ECCB 2022-2023 Annual Report and Financial Statements
Eastern Caribbean Central Bank Notes to the Financial Statements For the year ended 31 March 2023 (Expressed in Eastern Caribbean dollars)
2. Summary of significant accounting policies (continued)
g) Financial assets and financial liabilities (continued)
(ix) Impairment of financial assets (continued)
Expected credit loss impairment model (continued)
Based on the above process, the Bank classifies its financial assets into Stage 1, Stage 2 and Stage 3, as described below:
Stage 1: 12 months ECL The Bank assesses ECLs on financial assets where there has not been a significant increase in credit risk since initial recognition and that were not credit impaired upon origination. When financial assets are first recognised and continue to perform in accordance with the contractual terms and conditions at initial recognition, the Bank recognises a loss allowance based on 12 months ECLs. This represents the portion of lifetime expected credit losses from default events that are expected within 12 months of the reporting date. Stage 2: Lifetime ECL – not credit impaired The Bank collectively assesses ECLs on exposures where there has been a significant increase in credit risk since initial recognition but are not credit impaired.
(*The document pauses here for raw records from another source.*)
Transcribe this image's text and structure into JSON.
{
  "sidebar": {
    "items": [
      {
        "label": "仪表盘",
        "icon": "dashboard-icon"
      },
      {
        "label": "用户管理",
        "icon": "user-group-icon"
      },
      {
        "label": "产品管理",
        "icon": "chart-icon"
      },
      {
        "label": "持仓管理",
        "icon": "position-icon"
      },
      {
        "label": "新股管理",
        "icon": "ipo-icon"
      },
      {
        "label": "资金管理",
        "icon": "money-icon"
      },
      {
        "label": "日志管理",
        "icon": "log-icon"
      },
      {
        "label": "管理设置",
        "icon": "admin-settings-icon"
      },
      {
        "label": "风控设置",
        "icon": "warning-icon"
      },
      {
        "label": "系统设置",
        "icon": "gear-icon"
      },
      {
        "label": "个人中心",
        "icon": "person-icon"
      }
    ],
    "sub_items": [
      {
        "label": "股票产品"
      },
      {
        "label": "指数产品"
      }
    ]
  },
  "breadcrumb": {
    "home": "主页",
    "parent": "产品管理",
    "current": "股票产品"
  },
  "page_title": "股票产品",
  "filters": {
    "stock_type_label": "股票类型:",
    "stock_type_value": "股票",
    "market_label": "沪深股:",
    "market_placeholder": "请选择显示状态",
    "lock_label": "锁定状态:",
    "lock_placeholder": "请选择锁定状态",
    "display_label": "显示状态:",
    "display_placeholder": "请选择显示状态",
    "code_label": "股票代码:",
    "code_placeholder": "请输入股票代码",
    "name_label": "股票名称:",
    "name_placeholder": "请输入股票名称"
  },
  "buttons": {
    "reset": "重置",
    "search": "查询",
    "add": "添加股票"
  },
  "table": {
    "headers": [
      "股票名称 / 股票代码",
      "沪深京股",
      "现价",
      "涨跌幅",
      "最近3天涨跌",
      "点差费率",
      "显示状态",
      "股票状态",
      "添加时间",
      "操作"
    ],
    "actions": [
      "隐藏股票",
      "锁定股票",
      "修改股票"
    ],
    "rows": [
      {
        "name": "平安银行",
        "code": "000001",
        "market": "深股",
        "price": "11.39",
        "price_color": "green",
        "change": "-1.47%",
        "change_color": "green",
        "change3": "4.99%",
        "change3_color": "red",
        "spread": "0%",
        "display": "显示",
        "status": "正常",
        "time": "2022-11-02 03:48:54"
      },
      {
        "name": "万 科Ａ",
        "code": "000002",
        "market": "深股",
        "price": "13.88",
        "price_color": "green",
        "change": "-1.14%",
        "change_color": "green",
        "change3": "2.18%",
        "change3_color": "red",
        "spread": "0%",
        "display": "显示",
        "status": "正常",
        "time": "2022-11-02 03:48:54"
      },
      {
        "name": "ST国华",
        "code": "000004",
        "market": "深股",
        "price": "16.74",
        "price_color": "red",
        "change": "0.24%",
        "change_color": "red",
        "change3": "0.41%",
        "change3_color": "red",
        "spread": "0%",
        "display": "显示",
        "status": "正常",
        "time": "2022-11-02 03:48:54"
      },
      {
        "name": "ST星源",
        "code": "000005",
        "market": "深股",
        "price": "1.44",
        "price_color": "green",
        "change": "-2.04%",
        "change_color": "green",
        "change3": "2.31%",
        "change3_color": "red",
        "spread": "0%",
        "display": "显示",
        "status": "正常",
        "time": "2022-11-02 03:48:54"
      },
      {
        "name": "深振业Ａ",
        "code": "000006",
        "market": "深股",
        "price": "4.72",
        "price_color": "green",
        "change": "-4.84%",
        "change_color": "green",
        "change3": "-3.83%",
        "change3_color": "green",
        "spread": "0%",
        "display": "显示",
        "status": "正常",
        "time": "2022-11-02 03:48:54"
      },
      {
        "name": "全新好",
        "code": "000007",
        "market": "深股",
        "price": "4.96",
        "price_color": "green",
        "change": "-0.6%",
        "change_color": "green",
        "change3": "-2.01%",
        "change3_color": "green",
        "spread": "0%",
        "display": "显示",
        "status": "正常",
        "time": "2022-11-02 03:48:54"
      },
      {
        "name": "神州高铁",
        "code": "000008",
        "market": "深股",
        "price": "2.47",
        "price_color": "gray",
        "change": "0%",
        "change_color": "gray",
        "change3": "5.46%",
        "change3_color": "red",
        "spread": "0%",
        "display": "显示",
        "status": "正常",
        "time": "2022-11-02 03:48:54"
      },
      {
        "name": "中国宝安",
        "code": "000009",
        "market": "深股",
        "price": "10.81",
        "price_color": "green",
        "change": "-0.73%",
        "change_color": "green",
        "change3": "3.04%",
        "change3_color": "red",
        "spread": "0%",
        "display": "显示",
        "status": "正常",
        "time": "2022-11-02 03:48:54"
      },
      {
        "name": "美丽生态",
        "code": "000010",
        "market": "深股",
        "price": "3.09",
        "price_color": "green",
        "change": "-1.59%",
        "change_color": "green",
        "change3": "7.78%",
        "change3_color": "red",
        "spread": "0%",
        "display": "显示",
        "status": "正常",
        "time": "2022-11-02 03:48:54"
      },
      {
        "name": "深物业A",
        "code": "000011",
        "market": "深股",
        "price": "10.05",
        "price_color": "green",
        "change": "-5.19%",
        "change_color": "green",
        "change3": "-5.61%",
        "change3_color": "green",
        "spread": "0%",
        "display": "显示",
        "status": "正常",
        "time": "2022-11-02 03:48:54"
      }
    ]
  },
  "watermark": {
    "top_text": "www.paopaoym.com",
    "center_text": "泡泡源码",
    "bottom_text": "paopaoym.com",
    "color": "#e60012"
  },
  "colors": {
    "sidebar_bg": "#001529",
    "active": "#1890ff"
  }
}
For these exposures, the Bank recognises as a collective provision a lifetime ECL (i.e. reflecting the remaining lifetime of the financial asset). Stage 3: Lifetime ECL – credit impaired The Bank identifies, both collectively and individually, ECLs on those exposures that are assessed as credit impaired based on whether one or more events that have a detrimental impact on the estimated future cash flows of that asset have occurred. For exposures that have become credit impaired, a lifetime ECL is recognised and interest revenue is calculated by applying the effective interest rate to the amortised cost (net of provision) rather than the gross carrying amount. If the asset is no longer credit impaired, then the calculation of the interest income reverts to the gross basis. Financial instruments within the scope of the impairment requirements of IFRS 9 are classified into one of the above three stages. Unless purchased or originated credit impaired, newly originated assets are classified as Stage 1 and remain in that stage unless there is considered to have been a significant increase in credit risk since initial recognition, at which point the asset is reclassified to Stage 2.